Report time: December 9, 2016 10:00 am
Report location: Shenghua building 215 in Main Campus of CSU
Speaker: Associate Professor Chen Bolin (Northwestern Polytechnical University)
Report synopsis：Integrating multiple data sources is indispensable in improving disease gene identification. It is not only due to the fact that disease genes associated with similar genetic diseases tend to lie close with each other in various biological networks, but also due to the fact that gene-disease associations are complex. Although various algorithms have been proposed to identify disease genes, their prediction performances and the computational time still should be further improved. In this proposal, I mainly talk two high-performance multiple data integration algorithms for identifying disease-related genes. To start with, a logistic-regression based method is introduced for multiple data integration. A posterior probability of each candidate gene associated with individual diseases is calculated by using a Bayesian analysis method and a binary logistic regression model. It is not only generated predictions with high AUC scores, but also runs very fast. However, the number of known disease-related genes is far less than the number of all unknown genes, which makes it very hard to detect novel predictions from such imbalanced training samples. To overcome this issue, a training sample re-balancing strategy is further introduced by using a two-step logistic regression and a random re-sampling method. The issue of imbalanced classification is circumvented by randomly adding positive instances related to other cancers at first, and then excluding those unrelated predictions according to the overall performance at the following step. Numerical experiments show that the proposed methods is able to identify disease-related genes with a high predictive accuracy, which is very promising, compared with existing methods.

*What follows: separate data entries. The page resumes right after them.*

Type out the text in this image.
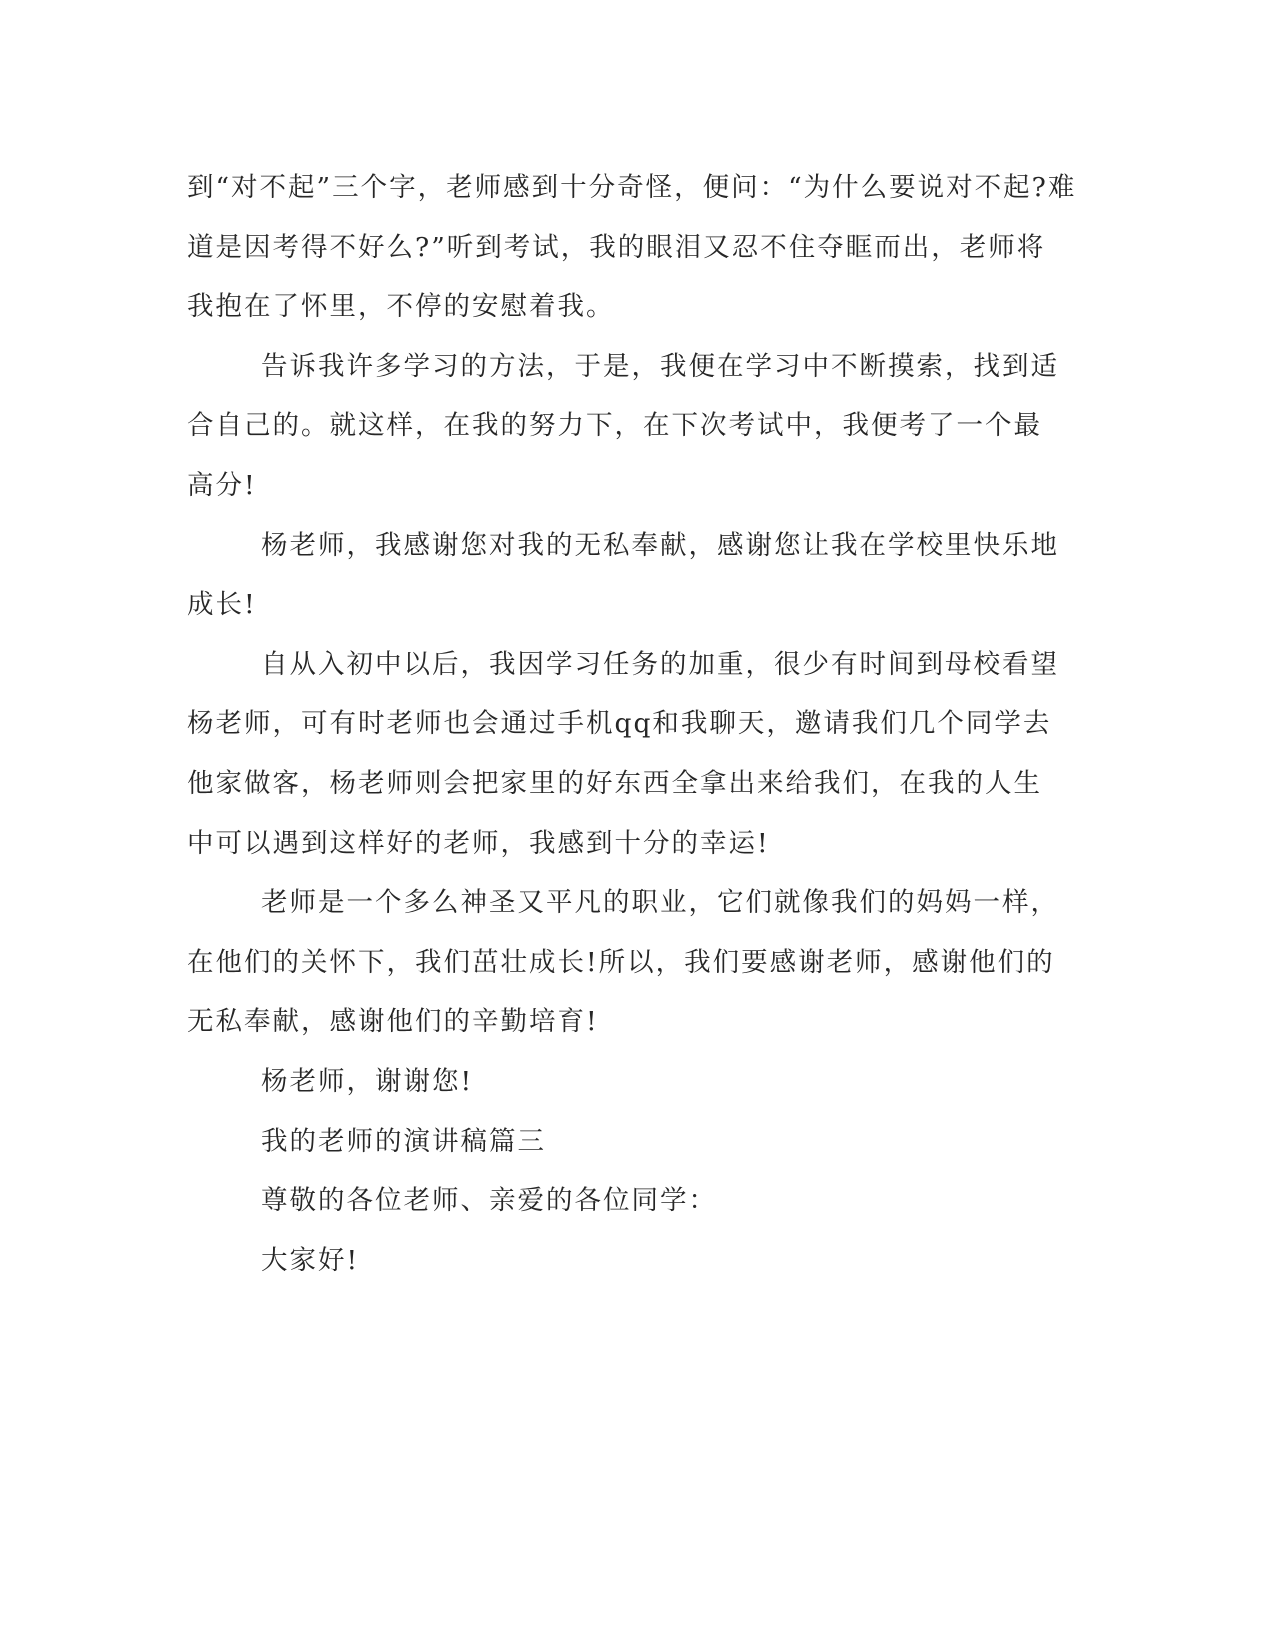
到“对不起”三个字，老师感到十分奇怪，便问：“为什么要说对不起?难
道是因考得不好么?”听到考试，我的眼泪又忍不住夺眶而出，老师将
我抱在了怀里，不停的安慰着我。

告诉我许多学习的方法，于是，我便在学习中不断摸索，找到适
合自己的。就这样，在我的努力下，在下次考试中，我便考了一个最
高分!

杨老师，我感谢您对我的无私奉献，感谢您让我在学校里快乐地
成长!

自从入初中以后，我因学习任务的加重，很少有时间到母校看望
杨老师，可有时老师也会通过手机qq和我聊天，邀请我们几个同学去
他家做客，杨老师则会把家里的好东西全拿出来给我们，在我的人生
中可以遇到这样好的老师，我感到十分的幸运!

老师是一个多么神圣又平凡的职业，它们就像我们的妈妈一样，
在他们的关怀下，我们茁壮成长!所以，我们要感谢老师，感谢他们的
无私奉献，感谢他们的辛勤培育!

杨老师，谢谢您!

我的老师的演讲稿篇三

尊敬的各位老师、亲爱的各位同学：

大家好!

Biography: Bolin Chen received his B.Sc. degree in statistics science in 2007 and the M.Sc. degree in operational research and cybernetics in 2010. Both from Northwestern Polytechnical University, Xi’an, China. He received the Ph.D. degree in 2014 (under the supervision of Dr. Fang-Xiang Wu) in Biomedical Engineering from University of Saskatchewan (U of S), Saskatoon, Canada. He is currently an associate professor at the School of Computer Science, Northwestern Polytechnical University, Xi’an, China.
His research interests include computational and systems biology and proteomic data analysis, disease gene identification, deep learning, etc. He has published about 20 technical papers in refereed journals and conference proceedings, such asBriefings in bioinformatics, Proteomics, BMC Medical Genomics, IEEE Transactions on Nanobiosciences, SCIENCE CHINA – life science, etc.